Os projetos tornam-se menores. As viagens são adiadas, indefinidamente. Muitos sonhos permanecem guardados numa gaveta invisível, não por covardia, mas porque o corpo já não acompanha os impulsos da alma. O tempo, antes abundante, torna-se matéria preciosa e frágil.

Então as lembranças começam a ocupar espaço.

E talvez seja essa a grande sobrevivência do velho: alimentar-se do passado, para suportar a estreiteza do amanhã.

As recordações tornam-se abrigo. Um amor vivido há cinquenta anos, ainda aquece noites solitárias. A voz da mãe morta, continua ecoando dentro da memória. Amigos desaparecidos, reaparecem inteiros em tardes silenciosas. 

Há uma estranha beleza nisso: aquilo que o tempo destrói na matéria, muitas vezes preserva na lembrança.

Os velhos passam a habitar dois mundos ao mesmo tempo — o presente breve e o passado interminável.

Por isso contam histórias repetidas. Não é distração apenas. É resistência. Enquanto a memória existe, parte da vida continua respirando. Cada lembrança narrada, é uma tentativa de salvar do esquecimento, aquilo que o tempo insiste em apagar.

E talvez exista certa sabedoria melancólica nisso tudo.
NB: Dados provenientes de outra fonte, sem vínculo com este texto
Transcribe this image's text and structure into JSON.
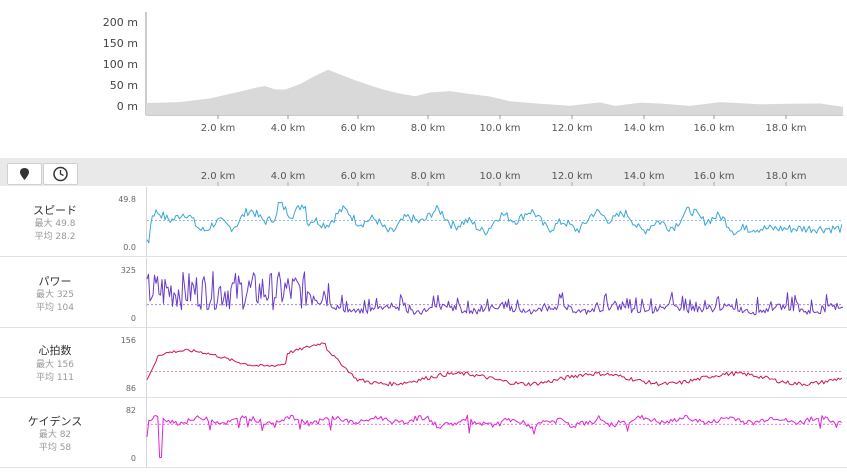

A juventude acredita que viver, é acumular futuros. A velhice descobre que viver, foi acumular instantes. Pequenos momentos, aparentemente banais que, anos depois, revelam-se gigantescos: uma risada num bar antigo, uma mão segurada, durante a chuva, uma despedida, que ninguém sabia ser a última.

No fim, o velho compreende algo, que o jovem jamais consegue entender completamente: a vida nunca esteve no amanhã. A vida sempre esteve nos dias comuns que passaram despercebidos, enquanto se esperava por algo maior.

E assim seguem os idosos, caminhando devagar entre perdas e memórias, sustentando a alma com os fragmentos luminosos, de tudo aquilo que um dia amaram.